Designed, developed, and deployed a system matching named entities with topics.
Master's Thesis & Project
Supervisor: Emily Bender
I extended the Grammar Matrix, an open source grammar engineering project, to enable the morphological, syntactic, and semantic analysis of adjectives cross-linguistically.
with Woodley Packard & Melanie Bolla
We designed a TRAC-style Question Answering system, utilizing open source deep processing tools such as the Stanford CoreNLP dcoref coreference resolver, WordNet, DELPH-IN syntax/semantics processing, and NLTK.
with Ryan Aldrich
We utilized the large English Resource Grammar open source HPSG grammar to extend the Stanford CoreNLP dcoref Coreference Resolution system using semantic representations to augment existing functionality.
with Yi-Shu Wei
We designed and implemented an end-to-end Sentiment Analyzer using Machine Learning Classifiers in MALLET. We implemented a feature selection algorithm using Latent Dirichlet Allocation to divide the data by topic in an attempt to improve training. We showed that LDA topic modeling did not improve classifier performance.
Coursework & Projects in Natural Language Processing, Machine Learning, Statistics, Systems Engineering, and Linguistics.
Coursework in Syntax, Semantics, Morphology, Phonology, Phonetics, Psycholinguistics, and Neurolinguistics.

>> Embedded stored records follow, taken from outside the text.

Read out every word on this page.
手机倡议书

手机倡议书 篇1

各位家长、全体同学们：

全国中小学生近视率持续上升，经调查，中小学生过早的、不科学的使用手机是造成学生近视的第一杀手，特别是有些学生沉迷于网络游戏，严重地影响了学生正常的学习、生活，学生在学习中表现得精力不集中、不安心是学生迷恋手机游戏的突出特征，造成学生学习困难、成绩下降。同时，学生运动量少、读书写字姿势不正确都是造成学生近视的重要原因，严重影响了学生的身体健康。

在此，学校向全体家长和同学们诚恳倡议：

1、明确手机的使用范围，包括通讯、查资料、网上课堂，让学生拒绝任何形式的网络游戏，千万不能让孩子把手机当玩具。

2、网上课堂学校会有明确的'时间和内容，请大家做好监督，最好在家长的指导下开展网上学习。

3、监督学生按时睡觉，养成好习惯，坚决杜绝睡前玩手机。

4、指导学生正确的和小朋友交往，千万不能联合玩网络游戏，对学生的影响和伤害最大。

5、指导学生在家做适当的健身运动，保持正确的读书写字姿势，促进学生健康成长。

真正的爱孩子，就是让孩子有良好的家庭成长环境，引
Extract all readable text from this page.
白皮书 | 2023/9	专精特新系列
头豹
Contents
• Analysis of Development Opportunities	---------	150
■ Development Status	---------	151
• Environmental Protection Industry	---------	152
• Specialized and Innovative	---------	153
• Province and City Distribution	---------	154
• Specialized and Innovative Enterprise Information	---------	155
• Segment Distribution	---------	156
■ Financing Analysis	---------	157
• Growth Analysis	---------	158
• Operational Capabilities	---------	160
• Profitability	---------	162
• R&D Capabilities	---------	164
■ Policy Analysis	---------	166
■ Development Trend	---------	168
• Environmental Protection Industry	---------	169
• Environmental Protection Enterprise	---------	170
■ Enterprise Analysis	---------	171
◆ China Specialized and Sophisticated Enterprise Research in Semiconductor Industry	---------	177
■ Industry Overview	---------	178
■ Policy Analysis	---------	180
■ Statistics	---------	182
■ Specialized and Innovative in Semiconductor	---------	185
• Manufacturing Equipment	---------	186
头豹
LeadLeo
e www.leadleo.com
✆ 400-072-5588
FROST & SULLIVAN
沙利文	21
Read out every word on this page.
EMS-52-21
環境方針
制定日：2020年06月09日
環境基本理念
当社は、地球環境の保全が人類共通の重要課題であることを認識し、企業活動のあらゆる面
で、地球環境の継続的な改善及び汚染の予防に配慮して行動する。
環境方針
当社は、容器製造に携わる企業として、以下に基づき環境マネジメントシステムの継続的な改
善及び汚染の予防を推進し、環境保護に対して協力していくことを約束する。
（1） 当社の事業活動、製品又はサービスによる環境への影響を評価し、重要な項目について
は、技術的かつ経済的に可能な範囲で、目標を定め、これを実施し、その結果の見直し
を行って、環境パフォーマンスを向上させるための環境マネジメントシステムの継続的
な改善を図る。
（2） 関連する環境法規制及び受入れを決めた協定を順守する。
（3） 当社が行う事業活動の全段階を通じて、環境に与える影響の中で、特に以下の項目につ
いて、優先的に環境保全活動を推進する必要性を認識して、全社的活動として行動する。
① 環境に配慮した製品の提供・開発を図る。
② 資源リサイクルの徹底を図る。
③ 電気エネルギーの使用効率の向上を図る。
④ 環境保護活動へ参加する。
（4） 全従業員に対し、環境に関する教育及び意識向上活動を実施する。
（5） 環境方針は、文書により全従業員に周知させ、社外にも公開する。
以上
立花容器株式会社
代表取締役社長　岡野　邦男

I worked in a team to implement and test several Machine Learning algorithms and techniques, including Decision trees, KNN, Naive Bayes, and Support Vector Machines. I also developed systems for improving Machine Learning, such as feature selection algorithms (chi-squared) and boosting methods (such as Transformation Based Learning).
I worked in a team to implement several deep processing methods, such as parsing, word sense disambiguation, and coreference resolution, using techniques such as CKY, (P)CFGs, and Hobb's algorithm.
This course included several presentations and discussion of cutting-edge sentiment analysis research, such as review mining, aspect extraction, recognizing spam, and summarization. I developed an end-to-end sentiment analysis system using MALLET (see above).
This course consisted of presentation and discussion of several NLP applications, including sentiment analysis, summarization, and coreference resolution, and how to apply deep processing techniques, especially with respect to graph-based sentential semantic models (Minimal Recursion Semantics), to improve existing cutting-edge systems.